C’est dès le début des années 2000 que Nathalie Lacelle s’impose dans le paysage de la recherche en éducation, alors que peu de personnes réalisent encore l’importance des mutations numériques sur les pratiques de lecture et d’écriture. Issue du monde littéraire et didactique, elle pressent très vite que les formes traditionnelles de l’enseignement du français ne peuvent plus ignorer la montée en puissance des écrans, des images, du son, et plus généralement de la multimodalité.
Sa carrière professorale débute en 2008 à l’Université du Québec à Trois-Rivières (UQTR), où elle explore déjà les articulations possibles entre pédagogie, culture et numérique. Puis, en 2013, elle rejoint l’UQAM, en tant que professeure titulaire au Département de didactique des langues. C’est là qu’elle va fonder un véritable pôle de recherche interdisciplinaire autour d’un concept qu’elle contribuera à théoriser, à diffuser et à faire rayonner : la littératie médiatique multimodale.
Dès 2006, ses travaux de didactique trouvent un écho en France, où une préoccupation pour le renouvellement des pratiques éducatives à l’ère du numérique commence à se manifester. S’amorce alors un dialogue scientifique durable, nourri d’échanges constants et de projets communs.
En 2013, elle est ainsi conviée aux Rendez-vous des lettres à Paris, à l’initiative du ministère de l’Éducation nationale de France, pour intervenir sur les approches renouvelées de lecture/écriture dans une culture dominée par les écrans. L’année suivante, à la demande l’UNESCO, elle est invitée, par l’Université de Rouen, à réfléchir aux enjeux de genre en littératie numérique.
Nathalie Lacelle a grandement contribué à structurer un champ de recherche jusque-là dispersé. C’est ainsi que, en 2009, elle crée l’Équipe de recherche en littératie médiatique multimodale (LMM), qui fédère chercheurs, artistes, enseignants et intervenants du monde de l’éducation et de la culture.
Cette même volonté de mise en réseau est à l’œuvre lorsqu’elle organise, en 2013, les Rencontres internationales sur la multimodalité en didactique de la littérature à l’Université Laval. L’événement va d’ailleurs marquer un tournant puisqu’il contribue à faire de la multimodalité une notion incontournable en didactique du français. Depuis, cette thématique irrigue la recherche dans la francophonie et inspire de nouvelles politiques éducatives.
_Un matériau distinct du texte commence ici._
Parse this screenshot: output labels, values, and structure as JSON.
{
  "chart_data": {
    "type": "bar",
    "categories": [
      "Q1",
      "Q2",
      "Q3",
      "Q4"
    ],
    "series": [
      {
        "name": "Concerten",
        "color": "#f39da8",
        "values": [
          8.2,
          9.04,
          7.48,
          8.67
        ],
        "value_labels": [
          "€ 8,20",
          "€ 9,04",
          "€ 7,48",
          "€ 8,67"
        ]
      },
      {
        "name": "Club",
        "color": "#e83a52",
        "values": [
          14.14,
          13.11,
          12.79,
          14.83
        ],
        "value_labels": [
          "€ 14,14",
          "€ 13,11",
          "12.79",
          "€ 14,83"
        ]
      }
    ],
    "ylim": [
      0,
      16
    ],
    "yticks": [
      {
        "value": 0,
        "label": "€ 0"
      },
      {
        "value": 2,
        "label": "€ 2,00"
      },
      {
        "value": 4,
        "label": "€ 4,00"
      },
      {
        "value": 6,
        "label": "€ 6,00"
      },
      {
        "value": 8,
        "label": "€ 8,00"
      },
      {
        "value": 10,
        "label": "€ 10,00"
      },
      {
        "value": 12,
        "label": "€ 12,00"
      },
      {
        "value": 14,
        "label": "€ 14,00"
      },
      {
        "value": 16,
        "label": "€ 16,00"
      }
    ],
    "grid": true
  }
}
En 2015, elle sera de la Commission permanente de coopération franco-québécoise : projet Lire et écrire avec les ressources numériques et multimodales, qui donne lieu au 1er colloque international sur l'Enseignement de la littérature avec le numérique, le 2e se tiendra à BAnQ en 2019 et un 3e, au Congrès de l'Acfas en 2023)
Entre 2017 et 2022, Nathalie Lacelle dirige une chaire institutionnelle en littératie médiatique multimodale à l’UQAM. Toujours en 2017, elle devient responsable du Laboratoire virtuel sur l’édition et l’éducation aux œuvres numériques jeunesse, dont elle tient toujours les rênes. Puis, en 2020, elle cofonde la revue scientifique Multimodalité, dont elle est toujours la rédactrice en chef.
La coopération scientifique entre Nathalie Lacelle et la France n’est pas qu’occasionnelle : elle est structurelle. C’est ainsi qu’elle collabore avec des universités et laboratoires de renom, comme COSTECH (Compiègne), LIRDEF (Montpellier), CREM (Lorraine), LINE (Nice) ou encore LLA CREATIS (Toulouse). Elle travaille étroitement avec plusieurs chercheuses et chercheurs français, participe à des jurys de thèses et d’habilitation (HDR) à Paris, Rouen, Toulouse ou Lille, et accueille régulièrement des stagiaires postdoctoraux français à l’UQAM.
Plusieurs des proches collaboratrices françaises de Nathalie Lacelle ont, en outre, participé à l’élaboration, pour le ministère de l’Éducation nationale de France, de programmes d’étude sur le numérique et la littératie en France. Ce qui s’est traduit par la création de ressources et de formations, notamment, sur les sites Éduscol et Canopé la Bibliothèque nationale de France.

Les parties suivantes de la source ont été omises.